While Windows is great in some ways, it also has its slew of issues. The biggest one is that it isn't optimized for handhelds like this. It means that navigation won't be as straightforward, it will drain more battery than it needs to just to run the OS, and it could run into a lot of similar issues it generally has. Hopefully, Microsoft will optimize as the handheld PC market grows, but using the OS in this form factor is not as easy as it could be.
The Quick Access Menu's Features
This one is more of an unknown, but how the Lenovo Legion Go will handle its version of a Quick Access menu will be really important. Lenovo has discussed being able to change resolution and refresh rate, but what else?

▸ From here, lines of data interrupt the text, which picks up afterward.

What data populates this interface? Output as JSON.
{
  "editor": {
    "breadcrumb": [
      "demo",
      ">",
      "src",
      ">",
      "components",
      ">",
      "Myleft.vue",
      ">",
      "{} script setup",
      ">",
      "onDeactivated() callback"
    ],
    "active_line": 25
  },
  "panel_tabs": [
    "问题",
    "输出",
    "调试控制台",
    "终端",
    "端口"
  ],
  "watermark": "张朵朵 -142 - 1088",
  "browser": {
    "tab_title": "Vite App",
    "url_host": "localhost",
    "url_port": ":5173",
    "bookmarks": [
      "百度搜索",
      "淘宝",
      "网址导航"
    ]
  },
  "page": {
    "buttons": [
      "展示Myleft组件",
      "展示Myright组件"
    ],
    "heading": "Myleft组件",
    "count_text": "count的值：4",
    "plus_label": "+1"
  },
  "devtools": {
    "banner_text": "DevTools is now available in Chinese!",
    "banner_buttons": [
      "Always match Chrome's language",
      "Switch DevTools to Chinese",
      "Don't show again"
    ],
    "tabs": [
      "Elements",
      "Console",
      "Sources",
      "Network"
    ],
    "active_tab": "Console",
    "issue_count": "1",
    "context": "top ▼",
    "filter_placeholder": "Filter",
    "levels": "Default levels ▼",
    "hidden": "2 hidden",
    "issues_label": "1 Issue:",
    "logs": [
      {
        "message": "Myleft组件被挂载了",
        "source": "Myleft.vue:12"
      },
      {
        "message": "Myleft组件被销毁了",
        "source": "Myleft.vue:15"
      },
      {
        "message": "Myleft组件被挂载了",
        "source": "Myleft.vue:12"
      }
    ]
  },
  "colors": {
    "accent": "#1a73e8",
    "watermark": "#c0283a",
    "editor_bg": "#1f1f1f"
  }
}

The Steam Deck allows TDP and GPU frequency changes, FPS limits, and upscaling features, while AYASpace 2.0 has mappable buttons, shortcuts, and RGB controls (on top of the Steam Deck features). The ROG Ally does have Armoury Crate, but it is often slow or just doesn't work. Even the OneX/AOKZOE control center has a plethora of wonderful options that I am investigating now and am loving. How Lenovo handles these configuration changes will be very important.
So, Should You Preorder the Lenovo Legion Go?
So we get to the million-dollar question, should you preorder the Lenovo Legion Go? If you are looking for a more docked experience or one that will utilize a constant charge and the kickstand, I would easily say yes. The detachable controllers with the kickstand are geared for more docked play, which I feel the device will excel in. The price is also fantastic for what is being offered, coming on par with the ROG Ally.
If you are looking for something more portable, I would wait a little. The battery size tampers my expectations for longer-lasting sessions due to the larger screen, resolution, and refresh rate, and the weight is going to be even heavier than the Steam Deck.
In the end, the Lenovo Legion Go is a great deal for its price. I do wish there was a VRR/Freesync screen to smoothen out gameplay even more, but the 8.8-inch size with the controllers filled with buttons and a mouse scroll wheel is fantastic. It definitely changes things up a bit due to its unique features. I have my preorder in regardless and look forward to checking it out and reviewing it!
You can preorder the device for yourself on Best Buy. The 16gb RAM + 512 SSD option is $699, but I would recommend getting the 16gb RAM + 1tb SSD option for $749. Only $50 more is a fantastic deal. As far as I can tell, preorders are only live in the US, so I assume other countries, like the UK, will come shortly.